Tangles of empty frames of eyeglasses snatched from people’s faces. Gold-plated wedding rings stripped of their jewels. Black-and-white photos showing piles of bodies in boxcars at concentration camps.

These relics of the Holocaust fill boxes, shelves and filing cabinets in an office at the Dallas Holocaust Museum.

Nearly every week, unsolicited items arrive at the downtown museum. Some come from Holocaust survivors or the people who liberated them. They also come from families of survivors who discover items tucked way in their attics, garages and other areas. Some items are found at estate sales.

History lives on in these items, say survivors like Rosalie Schiff, 85, of Dallas.

“Some people say the Holocaust did not happen, and this is evidence that it did happen,”Schiff said. “We were eyewitnesses to it, as survivors.”

The museum donations are especially valuable because many survivors walked away with nothing. The Nazis “were taking everything away from us,” said William Schiff, 89. He donated his prison uniform to the Dallas museum.
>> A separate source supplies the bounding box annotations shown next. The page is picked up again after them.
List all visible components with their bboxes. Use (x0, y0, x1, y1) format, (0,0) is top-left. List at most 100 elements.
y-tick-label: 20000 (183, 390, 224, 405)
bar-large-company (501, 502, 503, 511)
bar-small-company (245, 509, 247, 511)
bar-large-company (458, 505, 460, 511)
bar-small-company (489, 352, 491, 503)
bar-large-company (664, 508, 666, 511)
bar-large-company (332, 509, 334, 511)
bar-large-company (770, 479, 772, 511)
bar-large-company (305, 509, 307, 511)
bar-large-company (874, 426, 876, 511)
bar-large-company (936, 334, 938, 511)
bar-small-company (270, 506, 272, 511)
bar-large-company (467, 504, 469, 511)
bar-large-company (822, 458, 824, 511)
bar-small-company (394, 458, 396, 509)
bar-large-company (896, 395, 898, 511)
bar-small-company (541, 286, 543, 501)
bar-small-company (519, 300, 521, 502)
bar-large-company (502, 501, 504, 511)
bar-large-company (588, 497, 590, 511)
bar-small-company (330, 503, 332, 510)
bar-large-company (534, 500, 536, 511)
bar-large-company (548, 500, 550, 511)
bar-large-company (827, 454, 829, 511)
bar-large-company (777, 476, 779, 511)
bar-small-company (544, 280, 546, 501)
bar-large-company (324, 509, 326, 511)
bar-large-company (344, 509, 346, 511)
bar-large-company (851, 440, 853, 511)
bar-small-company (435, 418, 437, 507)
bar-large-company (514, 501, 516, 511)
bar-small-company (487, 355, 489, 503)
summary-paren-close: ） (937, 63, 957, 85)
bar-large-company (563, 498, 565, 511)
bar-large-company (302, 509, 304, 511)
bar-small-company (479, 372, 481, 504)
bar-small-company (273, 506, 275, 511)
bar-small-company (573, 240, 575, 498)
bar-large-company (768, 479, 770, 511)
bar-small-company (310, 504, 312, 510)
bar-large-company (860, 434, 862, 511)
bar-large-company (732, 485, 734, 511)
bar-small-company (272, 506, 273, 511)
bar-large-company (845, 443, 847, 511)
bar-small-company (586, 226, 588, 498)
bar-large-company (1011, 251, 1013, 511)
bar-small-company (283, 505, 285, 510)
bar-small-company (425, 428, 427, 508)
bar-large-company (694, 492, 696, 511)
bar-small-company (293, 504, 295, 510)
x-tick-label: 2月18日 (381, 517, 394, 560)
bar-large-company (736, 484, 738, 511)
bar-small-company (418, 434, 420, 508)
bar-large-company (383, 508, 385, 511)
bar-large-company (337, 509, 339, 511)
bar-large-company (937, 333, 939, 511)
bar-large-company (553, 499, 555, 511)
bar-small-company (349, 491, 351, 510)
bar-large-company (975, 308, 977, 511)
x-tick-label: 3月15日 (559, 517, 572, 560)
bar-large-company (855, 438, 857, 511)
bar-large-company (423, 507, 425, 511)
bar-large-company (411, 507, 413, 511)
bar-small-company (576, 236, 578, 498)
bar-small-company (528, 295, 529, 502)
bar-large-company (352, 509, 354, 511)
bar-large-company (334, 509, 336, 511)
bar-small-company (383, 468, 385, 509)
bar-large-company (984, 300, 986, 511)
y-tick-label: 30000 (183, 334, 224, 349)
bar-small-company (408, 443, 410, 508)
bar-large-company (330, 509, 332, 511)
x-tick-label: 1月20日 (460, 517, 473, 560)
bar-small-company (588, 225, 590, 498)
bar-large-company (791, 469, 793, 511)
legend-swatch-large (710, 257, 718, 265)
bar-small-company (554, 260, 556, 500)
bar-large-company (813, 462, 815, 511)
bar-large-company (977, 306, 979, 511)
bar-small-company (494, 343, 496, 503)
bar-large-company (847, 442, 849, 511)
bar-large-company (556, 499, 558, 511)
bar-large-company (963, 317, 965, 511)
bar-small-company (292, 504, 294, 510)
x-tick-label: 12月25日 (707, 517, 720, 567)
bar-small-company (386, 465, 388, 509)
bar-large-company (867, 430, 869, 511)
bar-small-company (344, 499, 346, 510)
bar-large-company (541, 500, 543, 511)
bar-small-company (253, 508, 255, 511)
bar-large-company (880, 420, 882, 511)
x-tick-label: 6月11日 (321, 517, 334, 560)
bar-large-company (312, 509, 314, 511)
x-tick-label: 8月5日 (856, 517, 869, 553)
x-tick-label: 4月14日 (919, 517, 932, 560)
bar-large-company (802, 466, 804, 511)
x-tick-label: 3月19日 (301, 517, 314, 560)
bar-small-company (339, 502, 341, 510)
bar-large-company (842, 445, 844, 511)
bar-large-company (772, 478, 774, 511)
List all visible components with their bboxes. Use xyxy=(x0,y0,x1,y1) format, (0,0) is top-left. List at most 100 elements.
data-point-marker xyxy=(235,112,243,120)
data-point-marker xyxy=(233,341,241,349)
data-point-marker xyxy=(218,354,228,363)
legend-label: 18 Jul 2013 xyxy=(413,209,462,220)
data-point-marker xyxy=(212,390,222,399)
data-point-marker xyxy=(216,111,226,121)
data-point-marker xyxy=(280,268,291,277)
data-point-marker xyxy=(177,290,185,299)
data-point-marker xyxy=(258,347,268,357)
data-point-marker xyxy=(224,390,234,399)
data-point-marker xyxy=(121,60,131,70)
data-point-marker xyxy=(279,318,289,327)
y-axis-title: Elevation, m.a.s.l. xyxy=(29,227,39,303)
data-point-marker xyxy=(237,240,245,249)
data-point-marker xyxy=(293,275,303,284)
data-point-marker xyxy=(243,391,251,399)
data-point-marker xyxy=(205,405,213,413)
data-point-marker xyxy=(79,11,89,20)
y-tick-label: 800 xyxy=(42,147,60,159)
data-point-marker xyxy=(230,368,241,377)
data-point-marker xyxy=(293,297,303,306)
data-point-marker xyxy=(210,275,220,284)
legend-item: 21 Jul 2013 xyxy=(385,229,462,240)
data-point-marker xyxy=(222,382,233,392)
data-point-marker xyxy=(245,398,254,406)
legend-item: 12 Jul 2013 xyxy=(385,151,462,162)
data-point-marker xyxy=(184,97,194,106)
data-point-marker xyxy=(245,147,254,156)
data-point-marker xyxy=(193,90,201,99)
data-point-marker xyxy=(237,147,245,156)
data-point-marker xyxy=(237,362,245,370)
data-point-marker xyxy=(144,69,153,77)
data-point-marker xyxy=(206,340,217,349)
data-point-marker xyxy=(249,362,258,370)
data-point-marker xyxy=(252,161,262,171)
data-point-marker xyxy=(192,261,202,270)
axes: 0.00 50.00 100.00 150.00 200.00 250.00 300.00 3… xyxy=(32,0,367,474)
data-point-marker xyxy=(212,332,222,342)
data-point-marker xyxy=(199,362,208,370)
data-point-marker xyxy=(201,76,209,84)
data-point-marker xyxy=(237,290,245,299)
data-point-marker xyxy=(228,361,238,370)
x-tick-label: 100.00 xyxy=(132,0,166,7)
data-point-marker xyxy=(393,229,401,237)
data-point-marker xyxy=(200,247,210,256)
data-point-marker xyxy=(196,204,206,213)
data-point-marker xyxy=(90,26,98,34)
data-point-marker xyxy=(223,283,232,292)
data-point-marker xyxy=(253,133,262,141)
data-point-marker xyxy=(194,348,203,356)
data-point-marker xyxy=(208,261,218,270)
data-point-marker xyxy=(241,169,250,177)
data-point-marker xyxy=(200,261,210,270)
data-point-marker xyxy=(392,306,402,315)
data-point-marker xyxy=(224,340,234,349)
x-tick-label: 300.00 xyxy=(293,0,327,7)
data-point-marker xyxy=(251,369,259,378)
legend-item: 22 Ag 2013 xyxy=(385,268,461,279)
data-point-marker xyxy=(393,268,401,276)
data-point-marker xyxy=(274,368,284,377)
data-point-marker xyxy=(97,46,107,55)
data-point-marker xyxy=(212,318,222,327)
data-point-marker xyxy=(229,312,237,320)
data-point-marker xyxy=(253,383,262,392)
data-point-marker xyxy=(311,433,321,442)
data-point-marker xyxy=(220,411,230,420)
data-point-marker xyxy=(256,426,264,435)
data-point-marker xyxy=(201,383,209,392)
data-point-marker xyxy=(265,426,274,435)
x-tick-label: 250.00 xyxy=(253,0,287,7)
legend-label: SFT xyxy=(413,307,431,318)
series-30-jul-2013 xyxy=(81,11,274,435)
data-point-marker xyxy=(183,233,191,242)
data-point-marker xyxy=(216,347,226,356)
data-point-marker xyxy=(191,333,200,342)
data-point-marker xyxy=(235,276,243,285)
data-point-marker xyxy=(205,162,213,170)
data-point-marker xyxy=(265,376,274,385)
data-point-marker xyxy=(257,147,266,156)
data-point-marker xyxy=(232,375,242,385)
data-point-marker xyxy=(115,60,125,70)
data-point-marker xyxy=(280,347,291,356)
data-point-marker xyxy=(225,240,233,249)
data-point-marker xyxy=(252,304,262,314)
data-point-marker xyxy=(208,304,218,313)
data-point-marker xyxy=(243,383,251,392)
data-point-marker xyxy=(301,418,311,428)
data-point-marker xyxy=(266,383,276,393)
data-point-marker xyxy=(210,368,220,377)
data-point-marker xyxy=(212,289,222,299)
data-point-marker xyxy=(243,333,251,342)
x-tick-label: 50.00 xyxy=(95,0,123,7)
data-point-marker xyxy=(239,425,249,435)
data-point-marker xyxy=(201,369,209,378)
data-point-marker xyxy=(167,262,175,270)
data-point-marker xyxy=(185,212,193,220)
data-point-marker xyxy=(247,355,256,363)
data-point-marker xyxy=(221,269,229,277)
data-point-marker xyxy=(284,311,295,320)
The Nazis came to power in Germany in 1933 and believed that Jews were inferior. They eventually killed about 6 million Jews, most of them during World War II.

“Shouldn’t we tell the world what happened?” Schiff said. “I think it helps. We have a lot of problems with Saddam Hussein, bin Laden. People like this, they’re unpredictable. It can happen again.... We have a chance to protect ourselves.”

Items are also donated by relatives of Holocaust survivors who want to make sure their loved ones are remembered, said Pamalla Anderson, the museum’s archivist.

“It allows their legacy to go on,” she said.

Anderson says she’s never quite sure what’s going to land on her desk.

“I try to file it and not look at it,”she said of some of the items. “I don’t think you can ever be desensitized. You hear the stories, you see the items. It spurs you on.”

There isn’t enough space in the museum to display all of the items, but that will change when a new facility opens on land acquired near the Sixth Floor Museum.